Le Prix Sakharov 2015 pour la liberté de l’esprit a été décerné au blogueur saoudien Raif Badawi, suite à la décision du Président du Parlement européen Martin Schulz et des chefs de file des différents groupes politiques.

Le respect des droits de l’homme est l’une des valeurs fondamentales de l’Union européenne. Toute violation de ces droits met à mal les principes démocratiques sur lesquels est fondée notre société, qu’elle soit commise dans l’Union européenne ou en dehors de l’Union. Le Parlement européen lutte contre ces violations au travers d’initiatives législatives, y compris de l’observation des élections et des débats sur les droits de l’homme qui ont lieu chaque mois à Strasbourg, ainsi qu’en intégrant les droits de l’homme dans les accords de commerce extérieur. Le Parlement européen soutient également les droits de l’homme en décernant chaque année le prix Sakharov pour la liberté de l’esprit, créé en 1988.

Le prix est décerné à des personnes qui ont apporté une contribution exceptionnelle à la lutte pour les droits de l’homme dans le monde, et attire l’attention sur les violations des droits de l’homme tout en apportant un soutien aux lauréats ainsi qu’aux causes pour lesquelles ils se battent. « Raif Badawi a eu le courage de faire entendre sa voix et de dire non à leur barbarie : c’est la raison pour laquelle ils l’ont fouetté », a déclaré Ensaf Haidar, l’épouse du lauréat du Prix Sakharov 2015 Raif Badawi. Le blogueur saoudien est toujours emprisonné et n’a donc pas pu recevoir son prix en personne ce mercredi 16 décembre. Il a été récompensé par le Parlement européen pour son combat en faveur de la liberté de pensée en Arabie saoudite.

Cette année le prix Sakharov a été remis à Raïf Badawi « Raif Badawi est devenu un symbole et une source d’inspiration pour tous ceux qui luttent en faveur des droits fondamentaux dans la région et au-delà », a déclaré le Président du Parlement européen Martin Schulz lors de la cérémonie de remise du prix. « Malgré un risque important, Raif Badawi a tenté avec courage de favoriser la libre pensée et a exercé son droit à la liberté d’expression, remplissant le vide laissé par l’absence d’une liberté de la presse dans son pays ».

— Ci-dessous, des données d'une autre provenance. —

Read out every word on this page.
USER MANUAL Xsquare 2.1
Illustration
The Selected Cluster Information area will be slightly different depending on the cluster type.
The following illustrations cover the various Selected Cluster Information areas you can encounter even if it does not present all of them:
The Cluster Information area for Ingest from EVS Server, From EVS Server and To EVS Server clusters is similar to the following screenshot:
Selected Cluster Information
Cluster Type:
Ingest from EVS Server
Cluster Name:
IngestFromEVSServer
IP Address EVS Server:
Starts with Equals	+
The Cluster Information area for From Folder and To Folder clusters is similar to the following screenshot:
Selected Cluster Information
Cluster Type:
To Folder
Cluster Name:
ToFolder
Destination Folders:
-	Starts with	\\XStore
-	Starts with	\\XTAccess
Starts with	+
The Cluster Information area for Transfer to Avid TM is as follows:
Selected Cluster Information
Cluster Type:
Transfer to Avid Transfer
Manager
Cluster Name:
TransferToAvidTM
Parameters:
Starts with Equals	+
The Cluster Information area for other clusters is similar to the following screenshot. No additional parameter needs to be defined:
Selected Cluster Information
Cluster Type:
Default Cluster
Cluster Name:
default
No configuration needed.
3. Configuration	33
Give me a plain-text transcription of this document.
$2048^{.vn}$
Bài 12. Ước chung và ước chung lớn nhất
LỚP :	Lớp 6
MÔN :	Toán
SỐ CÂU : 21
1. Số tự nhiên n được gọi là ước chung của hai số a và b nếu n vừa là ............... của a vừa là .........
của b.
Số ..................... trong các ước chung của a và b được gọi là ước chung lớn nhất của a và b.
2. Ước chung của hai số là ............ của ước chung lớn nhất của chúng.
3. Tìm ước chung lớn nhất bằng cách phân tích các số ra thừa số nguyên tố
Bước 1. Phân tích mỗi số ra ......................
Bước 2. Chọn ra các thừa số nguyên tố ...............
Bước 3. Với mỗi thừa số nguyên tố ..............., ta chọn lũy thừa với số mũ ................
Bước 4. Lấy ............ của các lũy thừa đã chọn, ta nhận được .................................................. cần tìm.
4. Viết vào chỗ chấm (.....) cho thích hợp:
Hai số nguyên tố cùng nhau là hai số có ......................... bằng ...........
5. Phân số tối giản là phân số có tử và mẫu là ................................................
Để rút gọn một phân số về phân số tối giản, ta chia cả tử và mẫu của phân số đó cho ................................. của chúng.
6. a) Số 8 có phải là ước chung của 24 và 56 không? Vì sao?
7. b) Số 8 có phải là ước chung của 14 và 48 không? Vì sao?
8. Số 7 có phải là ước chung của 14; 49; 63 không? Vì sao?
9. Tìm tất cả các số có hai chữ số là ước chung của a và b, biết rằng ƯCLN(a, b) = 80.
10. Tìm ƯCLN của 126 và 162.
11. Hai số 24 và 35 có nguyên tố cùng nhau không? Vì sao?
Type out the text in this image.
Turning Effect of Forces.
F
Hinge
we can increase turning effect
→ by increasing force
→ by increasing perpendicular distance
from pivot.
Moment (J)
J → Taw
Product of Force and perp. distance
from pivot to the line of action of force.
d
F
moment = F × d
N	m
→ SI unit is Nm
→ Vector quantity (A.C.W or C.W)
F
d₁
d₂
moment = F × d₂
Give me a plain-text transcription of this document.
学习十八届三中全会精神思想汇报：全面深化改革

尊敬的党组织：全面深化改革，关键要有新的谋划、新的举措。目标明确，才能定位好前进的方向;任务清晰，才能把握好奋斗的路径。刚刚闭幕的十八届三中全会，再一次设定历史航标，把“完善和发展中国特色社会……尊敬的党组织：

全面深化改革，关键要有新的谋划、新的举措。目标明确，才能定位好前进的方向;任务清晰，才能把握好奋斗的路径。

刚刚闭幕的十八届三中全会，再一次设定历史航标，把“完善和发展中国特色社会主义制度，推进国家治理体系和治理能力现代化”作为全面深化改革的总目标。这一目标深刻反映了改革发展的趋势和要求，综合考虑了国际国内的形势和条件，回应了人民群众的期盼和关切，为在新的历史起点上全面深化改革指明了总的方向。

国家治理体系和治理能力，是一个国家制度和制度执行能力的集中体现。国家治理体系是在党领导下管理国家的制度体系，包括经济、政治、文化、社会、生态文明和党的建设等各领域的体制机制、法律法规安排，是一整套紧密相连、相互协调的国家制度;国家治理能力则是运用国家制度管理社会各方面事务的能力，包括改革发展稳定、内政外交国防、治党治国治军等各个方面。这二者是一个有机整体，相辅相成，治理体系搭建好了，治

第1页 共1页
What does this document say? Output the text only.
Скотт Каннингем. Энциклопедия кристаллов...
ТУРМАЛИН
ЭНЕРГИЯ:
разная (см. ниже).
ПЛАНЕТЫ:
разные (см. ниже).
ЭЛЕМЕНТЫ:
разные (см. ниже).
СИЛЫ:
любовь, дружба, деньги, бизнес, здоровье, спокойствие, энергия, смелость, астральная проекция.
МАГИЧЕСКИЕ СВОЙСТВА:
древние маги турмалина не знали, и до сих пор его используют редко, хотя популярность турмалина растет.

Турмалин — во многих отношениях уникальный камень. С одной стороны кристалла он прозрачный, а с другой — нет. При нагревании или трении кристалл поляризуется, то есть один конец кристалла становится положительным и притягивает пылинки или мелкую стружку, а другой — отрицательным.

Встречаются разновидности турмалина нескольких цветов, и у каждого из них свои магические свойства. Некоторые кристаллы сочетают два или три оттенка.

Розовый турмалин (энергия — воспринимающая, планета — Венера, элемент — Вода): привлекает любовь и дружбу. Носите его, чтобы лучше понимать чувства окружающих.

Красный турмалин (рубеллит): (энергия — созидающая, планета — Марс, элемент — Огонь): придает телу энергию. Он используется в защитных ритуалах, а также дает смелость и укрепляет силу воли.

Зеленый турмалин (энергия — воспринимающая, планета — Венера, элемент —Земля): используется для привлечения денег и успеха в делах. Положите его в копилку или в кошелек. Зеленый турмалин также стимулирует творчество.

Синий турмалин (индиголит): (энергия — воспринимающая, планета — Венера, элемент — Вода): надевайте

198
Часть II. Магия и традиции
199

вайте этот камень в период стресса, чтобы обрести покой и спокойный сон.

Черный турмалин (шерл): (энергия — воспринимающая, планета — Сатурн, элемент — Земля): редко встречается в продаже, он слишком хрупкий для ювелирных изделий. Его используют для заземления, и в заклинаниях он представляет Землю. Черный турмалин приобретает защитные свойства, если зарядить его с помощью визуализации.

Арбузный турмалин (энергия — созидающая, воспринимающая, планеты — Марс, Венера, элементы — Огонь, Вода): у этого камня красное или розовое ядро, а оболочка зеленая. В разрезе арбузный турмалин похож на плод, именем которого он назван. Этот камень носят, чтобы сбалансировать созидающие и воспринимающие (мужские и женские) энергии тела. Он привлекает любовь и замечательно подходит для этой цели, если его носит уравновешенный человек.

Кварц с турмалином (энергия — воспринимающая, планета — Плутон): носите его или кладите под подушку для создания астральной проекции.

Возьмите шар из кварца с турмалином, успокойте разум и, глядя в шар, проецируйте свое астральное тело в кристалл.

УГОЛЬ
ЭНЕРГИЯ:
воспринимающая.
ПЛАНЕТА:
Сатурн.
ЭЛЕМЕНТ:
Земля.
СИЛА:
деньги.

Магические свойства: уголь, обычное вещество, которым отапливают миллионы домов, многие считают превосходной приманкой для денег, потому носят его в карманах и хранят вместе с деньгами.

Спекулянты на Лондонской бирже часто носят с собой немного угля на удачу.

Martin Schulz a demandé au roi d’Arabie saoudite Salmane ben Abdelaziz Al Saoud de gracier immédiatement le blogueur et de le libérer sans conditions. Il a également demandé aux autorités saoudiennes de « mettre fin à la répression systématique de l’expression pacifique », faisant référence à Waleed Abu al-Khair, Abdulkarim Al-Khodr, Ashraf Fayadh et Ali Mohammed al-Nimr. Martin Schulz a rappelé que le pays avait été élu au Conseil des droits de l’homme des Nations unies. « Rien ne nous empêchera de lutter pour les droits de l’homme, ni la terreur, ni un système pénal inhumain. Arguments sécuritaires, accord sur les armements, argent du pétrole,… Tout cela ne nous dissuadera pas », a-t-il ajouté.